Participatory Monitoring of the Brazilian Three-Banded Armadillo in Northeast Brazil

Rodolfo Assis Magalhães

The Brazilian three-banded armadillo (Tolypeutes tricinctus) is a threatened species that occurs only in Brazil. It has the remarkable ability to roll up its body into a ball as a defence mechanism against predators, using its hard carapace. Despite being threatened, little is still known about its biology to provide its effective conservation, and little conservation attention has been given to this species so far. Consequently, the Brazilian three-banded armadillo is considered a priority armadillo species for research and conservation efforts.

In 2017, a new population of the Brazilian three-banded armadillo was discovered in the Sumidouro community, located in an unprotected biodiversity priority area in the Caatinga dry forests of northeast Brazil. Previous work in this community showed that the species is common in the region, despite being generally classified as a rare species throughout its distribution. In addition, it was identified as a locally popular species with high potential to be used as a conservation flagship.

Brazilian three-banded armadillo. © Rodolfo Magalhaes.

Brazilian three-banded armadillo. © Rodolfo Magalhaes.
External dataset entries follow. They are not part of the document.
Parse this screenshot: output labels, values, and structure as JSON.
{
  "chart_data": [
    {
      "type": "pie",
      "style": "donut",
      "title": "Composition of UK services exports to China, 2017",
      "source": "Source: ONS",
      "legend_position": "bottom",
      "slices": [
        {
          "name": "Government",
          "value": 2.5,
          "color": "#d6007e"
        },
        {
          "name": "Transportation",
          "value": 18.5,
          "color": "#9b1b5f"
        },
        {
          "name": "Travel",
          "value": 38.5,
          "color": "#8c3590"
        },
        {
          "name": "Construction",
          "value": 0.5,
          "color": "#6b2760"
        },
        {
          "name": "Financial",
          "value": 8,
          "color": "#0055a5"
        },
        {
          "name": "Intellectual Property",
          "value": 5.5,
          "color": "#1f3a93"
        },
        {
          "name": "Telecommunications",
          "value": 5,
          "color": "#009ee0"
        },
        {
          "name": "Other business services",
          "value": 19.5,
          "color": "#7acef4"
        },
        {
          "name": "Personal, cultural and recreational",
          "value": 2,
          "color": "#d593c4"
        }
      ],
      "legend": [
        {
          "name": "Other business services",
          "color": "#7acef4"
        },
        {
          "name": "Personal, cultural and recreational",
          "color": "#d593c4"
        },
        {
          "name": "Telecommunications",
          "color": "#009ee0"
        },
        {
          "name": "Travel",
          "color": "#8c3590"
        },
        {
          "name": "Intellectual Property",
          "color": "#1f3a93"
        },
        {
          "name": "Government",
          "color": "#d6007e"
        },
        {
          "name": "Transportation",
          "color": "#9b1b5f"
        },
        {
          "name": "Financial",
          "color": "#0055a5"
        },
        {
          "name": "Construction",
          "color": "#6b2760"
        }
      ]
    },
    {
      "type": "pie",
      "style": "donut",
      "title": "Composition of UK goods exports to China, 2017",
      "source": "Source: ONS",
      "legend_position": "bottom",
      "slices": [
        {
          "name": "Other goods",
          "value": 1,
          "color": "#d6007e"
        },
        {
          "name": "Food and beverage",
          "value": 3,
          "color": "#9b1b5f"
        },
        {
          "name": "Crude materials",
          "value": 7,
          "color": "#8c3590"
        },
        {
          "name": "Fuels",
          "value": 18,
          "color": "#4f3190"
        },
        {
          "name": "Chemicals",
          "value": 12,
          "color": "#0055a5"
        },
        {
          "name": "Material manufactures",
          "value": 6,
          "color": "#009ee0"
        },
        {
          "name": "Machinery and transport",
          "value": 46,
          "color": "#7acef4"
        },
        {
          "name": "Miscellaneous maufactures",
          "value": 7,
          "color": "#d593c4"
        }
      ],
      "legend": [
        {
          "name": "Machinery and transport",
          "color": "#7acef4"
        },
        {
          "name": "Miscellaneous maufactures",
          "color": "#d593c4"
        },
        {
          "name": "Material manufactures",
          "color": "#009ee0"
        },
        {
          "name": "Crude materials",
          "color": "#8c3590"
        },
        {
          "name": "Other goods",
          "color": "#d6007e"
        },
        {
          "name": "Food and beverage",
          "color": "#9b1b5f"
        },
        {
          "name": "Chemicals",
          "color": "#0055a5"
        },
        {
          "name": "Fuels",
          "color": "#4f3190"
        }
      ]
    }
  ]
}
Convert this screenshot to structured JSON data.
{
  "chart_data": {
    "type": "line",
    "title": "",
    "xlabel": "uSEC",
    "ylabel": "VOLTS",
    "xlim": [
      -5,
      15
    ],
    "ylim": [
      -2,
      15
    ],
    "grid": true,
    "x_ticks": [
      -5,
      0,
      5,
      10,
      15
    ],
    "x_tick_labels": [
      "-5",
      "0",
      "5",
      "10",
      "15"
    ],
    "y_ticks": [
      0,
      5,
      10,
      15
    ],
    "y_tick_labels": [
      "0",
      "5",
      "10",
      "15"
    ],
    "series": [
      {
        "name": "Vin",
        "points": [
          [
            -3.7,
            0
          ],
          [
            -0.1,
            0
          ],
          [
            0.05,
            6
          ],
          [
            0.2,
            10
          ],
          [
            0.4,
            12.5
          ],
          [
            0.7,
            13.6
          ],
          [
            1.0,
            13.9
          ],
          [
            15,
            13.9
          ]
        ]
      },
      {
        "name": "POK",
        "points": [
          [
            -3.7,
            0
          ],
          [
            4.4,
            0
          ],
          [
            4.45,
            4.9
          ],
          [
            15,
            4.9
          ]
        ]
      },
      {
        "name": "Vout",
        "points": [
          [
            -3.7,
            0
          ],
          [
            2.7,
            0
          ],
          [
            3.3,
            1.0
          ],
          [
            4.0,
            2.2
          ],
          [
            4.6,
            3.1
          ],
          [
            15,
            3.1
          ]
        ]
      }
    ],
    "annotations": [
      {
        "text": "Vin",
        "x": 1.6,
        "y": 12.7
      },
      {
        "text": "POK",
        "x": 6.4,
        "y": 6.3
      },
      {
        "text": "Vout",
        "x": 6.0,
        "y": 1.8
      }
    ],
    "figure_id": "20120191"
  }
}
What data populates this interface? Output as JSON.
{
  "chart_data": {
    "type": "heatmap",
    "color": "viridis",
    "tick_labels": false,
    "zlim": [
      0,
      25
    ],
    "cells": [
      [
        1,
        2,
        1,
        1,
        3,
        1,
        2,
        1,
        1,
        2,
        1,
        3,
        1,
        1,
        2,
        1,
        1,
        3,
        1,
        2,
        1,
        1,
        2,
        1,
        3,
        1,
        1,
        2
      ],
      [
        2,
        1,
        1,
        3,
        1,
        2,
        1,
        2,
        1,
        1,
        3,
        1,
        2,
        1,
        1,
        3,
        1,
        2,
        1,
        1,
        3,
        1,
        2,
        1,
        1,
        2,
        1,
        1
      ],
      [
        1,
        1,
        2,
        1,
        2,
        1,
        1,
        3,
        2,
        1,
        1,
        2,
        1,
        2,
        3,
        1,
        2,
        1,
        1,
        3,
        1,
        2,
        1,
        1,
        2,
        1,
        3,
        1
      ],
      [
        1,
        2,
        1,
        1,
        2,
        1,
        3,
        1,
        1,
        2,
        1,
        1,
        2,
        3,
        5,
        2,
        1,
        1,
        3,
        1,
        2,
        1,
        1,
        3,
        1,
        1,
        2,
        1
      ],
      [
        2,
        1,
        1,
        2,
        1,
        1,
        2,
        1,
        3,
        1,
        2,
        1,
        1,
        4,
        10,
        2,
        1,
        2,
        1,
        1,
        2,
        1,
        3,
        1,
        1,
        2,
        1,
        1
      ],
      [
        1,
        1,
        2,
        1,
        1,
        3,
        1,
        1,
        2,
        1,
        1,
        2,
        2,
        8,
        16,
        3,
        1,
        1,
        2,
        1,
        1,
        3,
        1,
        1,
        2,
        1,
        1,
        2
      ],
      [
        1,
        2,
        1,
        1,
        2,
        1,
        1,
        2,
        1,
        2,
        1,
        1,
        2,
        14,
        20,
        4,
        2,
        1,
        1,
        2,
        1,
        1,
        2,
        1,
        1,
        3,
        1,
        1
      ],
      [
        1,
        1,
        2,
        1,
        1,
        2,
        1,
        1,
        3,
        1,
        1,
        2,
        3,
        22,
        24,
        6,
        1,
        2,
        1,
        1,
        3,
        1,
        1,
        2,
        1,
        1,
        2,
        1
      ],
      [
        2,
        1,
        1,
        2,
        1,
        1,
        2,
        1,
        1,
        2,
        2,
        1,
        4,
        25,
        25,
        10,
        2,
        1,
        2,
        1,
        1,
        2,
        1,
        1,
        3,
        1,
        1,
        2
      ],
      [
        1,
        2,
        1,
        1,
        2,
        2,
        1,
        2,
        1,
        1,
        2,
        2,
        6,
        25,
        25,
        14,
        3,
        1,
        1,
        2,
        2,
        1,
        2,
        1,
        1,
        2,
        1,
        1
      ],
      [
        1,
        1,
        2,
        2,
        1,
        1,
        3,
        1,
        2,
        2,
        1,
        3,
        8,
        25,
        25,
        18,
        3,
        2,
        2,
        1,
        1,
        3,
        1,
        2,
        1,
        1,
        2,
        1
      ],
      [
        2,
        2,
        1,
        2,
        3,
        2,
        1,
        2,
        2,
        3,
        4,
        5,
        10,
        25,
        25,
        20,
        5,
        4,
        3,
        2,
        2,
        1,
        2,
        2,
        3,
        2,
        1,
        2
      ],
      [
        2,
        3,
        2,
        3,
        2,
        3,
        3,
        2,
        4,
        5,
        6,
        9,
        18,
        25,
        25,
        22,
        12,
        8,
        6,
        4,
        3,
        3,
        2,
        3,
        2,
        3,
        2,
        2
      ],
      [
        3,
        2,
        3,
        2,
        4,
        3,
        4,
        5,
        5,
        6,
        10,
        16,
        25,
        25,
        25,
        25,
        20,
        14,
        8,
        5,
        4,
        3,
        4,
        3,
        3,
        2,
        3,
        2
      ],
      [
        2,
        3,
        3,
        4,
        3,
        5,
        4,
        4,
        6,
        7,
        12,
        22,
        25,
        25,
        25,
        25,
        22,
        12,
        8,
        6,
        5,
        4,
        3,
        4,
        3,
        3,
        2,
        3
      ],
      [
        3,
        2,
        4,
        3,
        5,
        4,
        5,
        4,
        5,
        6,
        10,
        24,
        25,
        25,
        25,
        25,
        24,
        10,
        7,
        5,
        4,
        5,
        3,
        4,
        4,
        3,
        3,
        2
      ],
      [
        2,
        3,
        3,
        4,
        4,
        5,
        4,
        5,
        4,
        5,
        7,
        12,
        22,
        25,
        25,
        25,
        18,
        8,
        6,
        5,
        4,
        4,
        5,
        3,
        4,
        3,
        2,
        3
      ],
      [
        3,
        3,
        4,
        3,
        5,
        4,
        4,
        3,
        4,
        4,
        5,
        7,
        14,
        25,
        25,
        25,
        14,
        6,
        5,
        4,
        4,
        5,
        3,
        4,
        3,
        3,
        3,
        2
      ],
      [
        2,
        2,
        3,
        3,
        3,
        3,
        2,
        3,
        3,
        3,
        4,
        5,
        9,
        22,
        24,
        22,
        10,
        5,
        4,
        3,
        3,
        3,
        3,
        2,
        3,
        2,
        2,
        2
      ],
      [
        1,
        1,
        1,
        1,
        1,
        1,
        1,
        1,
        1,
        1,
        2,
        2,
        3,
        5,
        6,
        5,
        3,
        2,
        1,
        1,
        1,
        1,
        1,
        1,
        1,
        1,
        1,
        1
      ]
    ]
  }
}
Meeting the objectives of the Brazilian national action plan for the conservation of the giant anteater, giant armadillo, and Brazilian three-banded armadillo (PAN-TATA), this project aims to establish the first participatory monitoring of the Brazilian three-banded armadillo. The monitoring will count with the participation of residents from local communities to assess population status and trends and the effects of environmental and human-induced factors on its population dynamics using camera traps. To this end, residents of local communities will be trained in how to operate camera traps and data collection. In addition, residents will participate as volunteers in the conduction of environmental education and outreach activities in local schools after receiving appropriate training. Therefore, the project will improve knowledge on the ecology of the Brazilian three-banded armadillo, which is fundamental to reassess its conservation status and plan effective conservation interventions and provide capacity building and empowerment for residents of local communities and raise their awareness of the importance of biodiversity conservation.

The information generated and impact of the conservation interventions conducted will also benefit other threatened species that occur in the region, such as the giant anteater and the northern tiger cat. Data on their populations will also be generated and sent to their respective national action plans, and the environmental activities will also address those threatened species. Thus, we expect that the Brazilian three-banded armadillo will prove to be an effective conservation flagship.